Impian Menjadi Seorang Guru

Bicara tentang cita cita, dari kecil aku sangat ingin untuk menjadi polisi. Karena polisi bagiku itu tegas, disiplin, berwibawa dan sangat disegani masyarakat. Aku tak perduli dengan kata kata orang, yang katanya jadi polisi itu dibenci banyak orang.


Aku terus maju untuk mengejar cita citaku, dan waktu smp, setelah lulus aku ingin melanjutkan sekolah ke kepolisian. Untuk jadi polisi, postur badanku sudah mumpuni karena tinggi badanku melebihi dari syarat untuk masuk polisi

Tapi setelah mencari informasi tentang sekolah dan jadi polisi ternyata membutuhkan dana yang cukup besar. Dan melihat keadaan orang tuaku yang tidak mungkin bagiku untuk bisa jadi polisi.

Lalu aku beralih untuk menjadi  TNI AD yang tidak membutuhkan dana yang begitu besar. Karena untuk pendaftaranya gratis.

Entah apa yang ada difikiranku, akhirnya aku terbawa pergaulan teman teman sekelas yang nakal aku jadi sering tidak masuk sekolah dan membolos padahal waktu itu sudah kelas 3 SMP.

Suatu hari salah satu guru jengkel kepada kami karena sudah kelas tiga jarang berangkat kekolah, dia menegur kami semua panjang lebar dan akhirnya membuat saya sadar akan masa depanku yaitu satu satunya jalan untuk menggapai cita citaku yaitu sekolah.

Aku masih sangat teringat salah satu perkataan guru saya itu yang membekas di otaku sampai sekarang.

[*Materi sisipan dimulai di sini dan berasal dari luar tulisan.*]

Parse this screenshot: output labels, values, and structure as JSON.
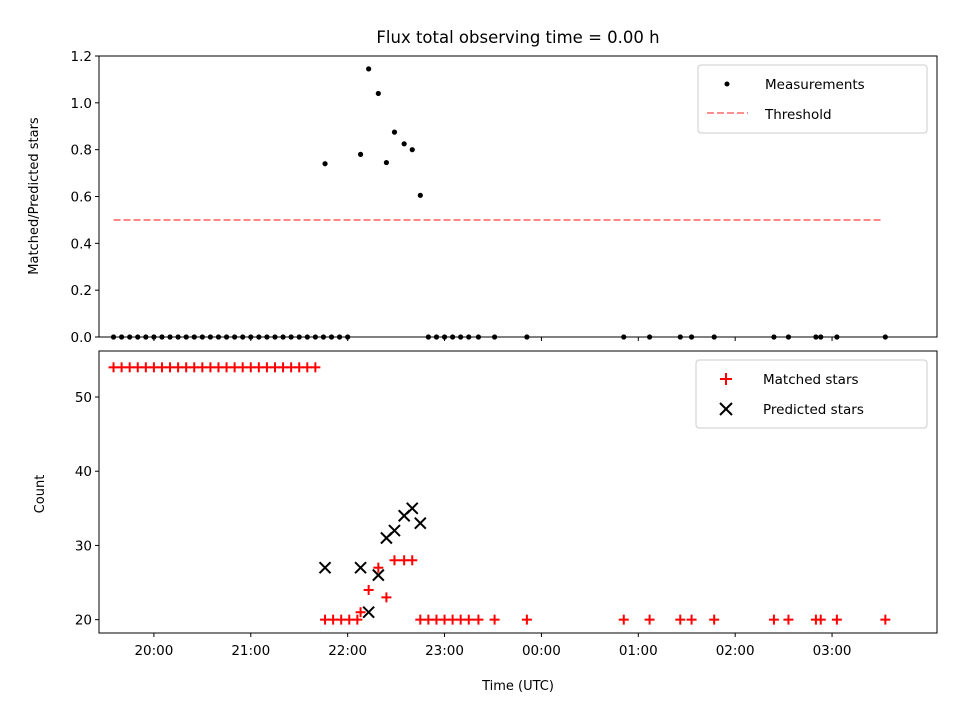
{
  "chart_data": [
    {
      "type": "scatter",
      "title": "Flux total observing time = 0.00 h",
      "ylabel": "Matched/Predicted stars",
      "xlabel": "",
      "xlim": [
        "19:26",
        "04:05"
      ],
      "ylim": [
        0,
        1.2
      ],
      "yticks": [
        "0.0",
        "0.2",
        "0.4",
        "0.6",
        "0.8",
        "1.0",
        "1.2"
      ],
      "legend_position": "top-right",
      "series": [
        {
          "name": "Measurements",
          "color": "#000000",
          "points": [
            {
              "x": "19:35",
              "y": 0
            },
            {
              "x": "19:40",
              "y": 0
            },
            {
              "x": "19:45",
              "y": 0
            },
            {
              "x": "19:50",
              "y": 0
            },
            {
              "x": "19:55",
              "y": 0
            },
            {
              "x": "20:00",
              "y": 0
            },
            {
              "x": "20:05",
              "y": 0
            },
            {
              "x": "20:10",
              "y": 0
            },
            {
              "x": "20:15",
              "y": 0
            },
            {
              "x": "20:20",
              "y": 0
            },
            {
              "x": "20:25",
              "y": 0
            },
            {
              "x": "20:30",
              "y": 0
            },
            {
              "x": "20:35",
              "y": 0
            },
            {
              "x": "20:40",
              "y": 0
            },
            {
              "x": "20:45",
              "y": 0
            },
            {
              "x": "20:50",
              "y": 0
            },
            {
              "x": "20:55",
              "y": 0
            },
            {
              "x": "21:00",
              "y": 0
            },
            {
              "x": "21:05",
              "y": 0
            },
            {
              "x": "21:10",
              "y": 0
            },
            {
              "x": "21:15",
              "y": 0
            },
            {
              "x": "21:20",
              "y": 0
            },
            {
              "x": "21:25",
              "y": 0
            },
            {
              "x": "21:30",
              "y": 0
            },
            {
              "x": "21:35",
              "y": 0
            },
            {
              "x": "21:40",
              "y": 0
            },
            {
              "x": "21:45",
              "y": 0
            },
            {
              "x": "21:50",
              "y": 0
            },
            {
              "x": "21:55",
              "y": 0
            },
            {
              "x": "22:00",
              "y": 0
            },
            {
              "x": "21:46",
              "y": 0.74
            },
            {
              "x": "22:08",
              "y": 0.78
            },
            {
              "x": "22:13",
              "y": 1.145
            },
            {
              "x": "22:19",
              "y": 1.04
            },
            {
              "x": "22:24",
              "y": 0.745
            },
            {
              "x": "22:29",
              "y": 0.875
            },
            {
              "x": "22:35",
              "y": 0.825
            },
            {
              "x": "22:40",
              "y": 0.8
            },
            {
              "x": "22:45",
              "y": 0.605
            },
            {
              "x": "22:50",
              "y": 0
            },
            {
              "x": "22:55",
              "y": 0
            },
            {
              "x": "23:00",
              "y": 0
            },
            {
              "x": "23:05",
              "y": 0
            },
            {
              "x": "23:10",
              "y": 0
            },
            {
              "x": "23:15",
              "y": 0
            },
            {
              "x": "23:21",
              "y": 0
            },
            {
              "x": "23:31",
              "y": 0
            },
            {
              "x": "23:51",
              "y": 0
            },
            {
              "x": "00:51",
              "y": 0
            },
            {
              "x": "01:07",
              "y": 0
            },
            {
              "x": "01:26",
              "y": 0
            },
            {
              "x": "01:33",
              "y": 0
            },
            {
              "x": "01:47",
              "y": 0
            },
            {
              "x": "02:24",
              "y": 0
            },
            {
              "x": "02:33",
              "y": 0
            },
            {
              "x": "02:50",
              "y": 0
            },
            {
              "x": "02:53",
              "y": 0
            },
            {
              "x": "03:03",
              "y": 0
            },
            {
              "x": "03:33",
              "y": 0
            }
          ]
        },
        {
          "name": "Threshold",
          "color": "#ff7f7f",
          "points": [
            {
              "x": "19:35",
              "y": 0.5
            },
            {
              "x": "03:31",
              "y": 0.5
            }
          ]
        }
      ]
    },
    {
      "type": "scatter",
      "title": "",
      "xlabel": "Time (UTC)",
      "ylabel": "Count",
      "xlim": [
        "19:26",
        "04:05"
      ],
      "ylim": [
        18.2,
        56.2
      ],
      "yticks": [
        "20",
        "30",
        "40",
        "50"
      ],
      "xticks": [
        "20:00",
        "21:00",
        "22:00",
        "23:00",
        "00:00",
        "01:00",
        "02:00",
        "03:00"
      ],
      "legend_position": "top-right",
      "series": [
        {
          "name": "Matched stars",
          "color": "#ff0000",
          "points": [
            {
              "x": "19:35",
              "y": 54
            },
            {
              "x": "19:40",
              "y": 54
            },
            {
              "x": "19:45",
              "y": 54
            },
            {
              "x": "19:50",
              "y": 54
            },
            {
              "x": "19:55",
              "y": 54
            },
            {
              "x": "20:00",
              "y": 54
            },
            {
              "x": "20:05",
              "y": 54
            },
            {
              "x": "20:10",
              "y": 54
            },
            {
              "x": "20:15",
              "y": 54
            },
            {
              "x": "20:20",
              "y": 54
            },
            {
              "x": "20:25",
              "y": 54
            },
            {
              "x": "20:30",
              "y": 54
            },
            {
              "x": "20:35",
              "y": 54
            },
            {
              "x": "20:40",
              "y": 54
            },
            {
              "x": "20:45",
              "y": 54
            },
            {
              "x": "20:50",
              "y": 54
            },
            {
              "x": "20:55",
              "y": 54
            },
            {
              "x": "21:00",
              "y": 54
            },
            {
              "x": "21:05",
              "y": 54
            },
            {
              "x": "21:10",
              "y": 54
            },
            {
              "x": "21:15",
              "y": 54
            },
            {
              "x": "21:20",
              "y": 54
            },
            {
              "x": "21:25",
              "y": 54
            },
            {
              "x": "21:30",
              "y": 54
            },
            {
              "x": "21:35",
              "y": 54
            },
            {
              "x": "21:40",
              "y": 54
            },
            {
              "x": "21:46",
              "y": 20
            },
            {
              "x": "21:51",
              "y": 20
            },
            {
              "x": "21:56",
              "y": 20
            },
            {
              "x": "22:01",
              "y": 20
            },
            {
              "x": "22:06",
              "y": 20
            },
            {
              "x": "22:08",
              "y": 21
            },
            {
              "x": "22:13",
              "y": 24
            },
            {
              "x": "22:19",
              "y": 27
            },
            {
              "x": "22:24",
              "y": 23
            },
            {
              "x": "22:29",
              "y": 28
            },
            {
              "x": "22:35",
              "y": 28
            },
            {
              "x": "22:40",
              "y": 28
            },
            {
              "x": "22:45",
              "y": 20
            },
            {
              "x": "22:50",
              "y": 20
            },
            {
              "x": "22:55",
              "y": 20
            },
            {
              "x": "23:00",
              "y": 20
            },
            {
              "x": "23:05",
              "y": 20
            },
            {
              "x": "23:10",
              "y": 20
            },
            {
              "x": "23:15",
              "y": 20
            },
            {
              "x": "23:21",
              "y": 20
            },
            {
              "x": "23:31",
              "y": 20
            },
            {
              "x": "23:51",
              "y": 20
            },
            {
              "x": "00:51",
              "y": 20
            },
            {
              "x": "01:07",
              "y": 20
            },
            {
              "x": "01:26",
              "y": 20
            },
            {
              "x": "01:33",
              "y": 20
            },
            {
              "x": "01:47",
              "y": 20
            },
            {
              "x": "02:24",
              "y": 20
            },
            {
              "x": "02:33",
              "y": 20
            },
            {
              "x": "02:50",
              "y": 20
            },
            {
              "x": "02:53",
              "y": 20
            },
            {
              "x": "03:03",
              "y": 20
            },
            {
              "x": "03:33",
              "y": 20
            }
          ]
        },
        {
          "name": "Predicted stars",
          "color": "#000000",
          "points": [
            {
              "x": "21:46",
              "y": 27
            },
            {
              "x": "22:08",
              "y": 27
            },
            {
              "x": "22:13",
              "y": 21
            },
            {
              "x": "22:19",
              "y": 26
            },
            {
              "x": "22:24",
              "y": 31
            },
            {
              "x": "22:29",
              "y": 32
            },
            {
              "x": "22:35",
              "y": 34
            },
            {
              "x": "22:40",
              "y": 35
            },
            {
              "x": "22:45",
              "y": 33
            }
          ]
        }
      ]
    }
  ]
}
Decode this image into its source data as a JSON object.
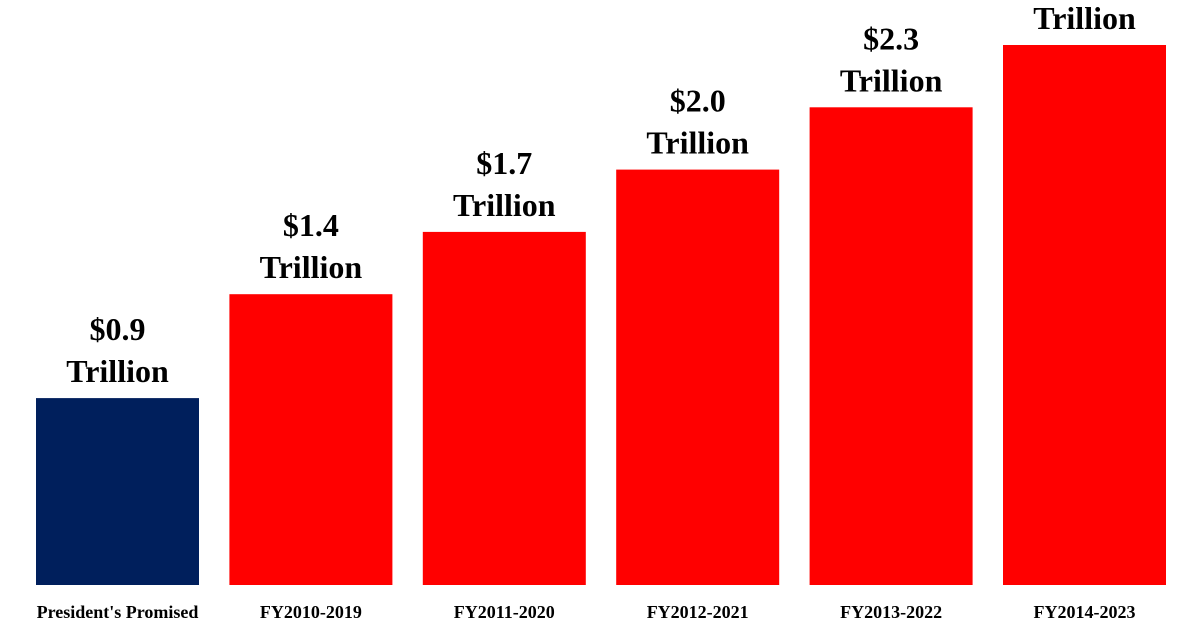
{
  "chart_data": {
    "type": "bar",
    "title": "",
    "xlabel": "",
    "ylabel": "",
    "categories": [
      "President's Promised",
      "FY2010-2019",
      "FY2011-2020",
      "FY2012-2021",
      "FY2013-2022",
      "FY2014-2023"
    ],
    "values": [
      0.9,
      1.4,
      1.7,
      2.0,
      2.3,
      2.6
    ],
    "value_labels": [
      "$0.9",
      "$1.4",
      "$1.7",
      "$2.0",
      "$2.3",
      ""
    ],
    "value_unit": "Trillion",
    "colors": [
      "#001f5c",
      "#ff0000",
      "#ff0000",
      "#ff0000",
      "#ff0000",
      "#ff0000"
    ],
    "ylim": [
      0,
      2.6
    ],
    "grid": false,
    "legend": "none"
  }
}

Dia berkata “kalau anak cowok di kelas ini menjadi guru saya acungi jempol ke kamu kalau perlu empat jempol buat kamu” karena anak laki laki di kelas tidak menghargai guru pada saat itu.

Aku tergugah hatiku untuk jadi guru tapi tidak berkemungkinan untuk mengejar cita citaku dari kecil itu.

Seiring berjalannya waktu aku banyak mengikuti kegiatan kegiatan untuk bekal cita citaku itu seperti paskib, pramuka di luar sekolah maupun di dalam sekolah. Karena kegiatan itu melatih kedisiplinan buatku.

Banyak yang saya pelajari waktu ikut kegiatan itu, aku jadi menghargai waktu. Setelah sekian lama, setelah aku tidak sekolah lagi disitu aku tetap saja teringat perkataan salah satu guru waktu di smp. Perkataan itu sangat membekas di hati maupun pikiran sampai sekarang.

Akhirnya saya yang tidak ada besik jadi guru masuk kuliah mengambil jurusan untuk jadi guru. Kata kata itu lah yang membuat aku tetap menjalani hidup dengan semangat dan aku akan membuktikanya kalau aku bisa dan mampu.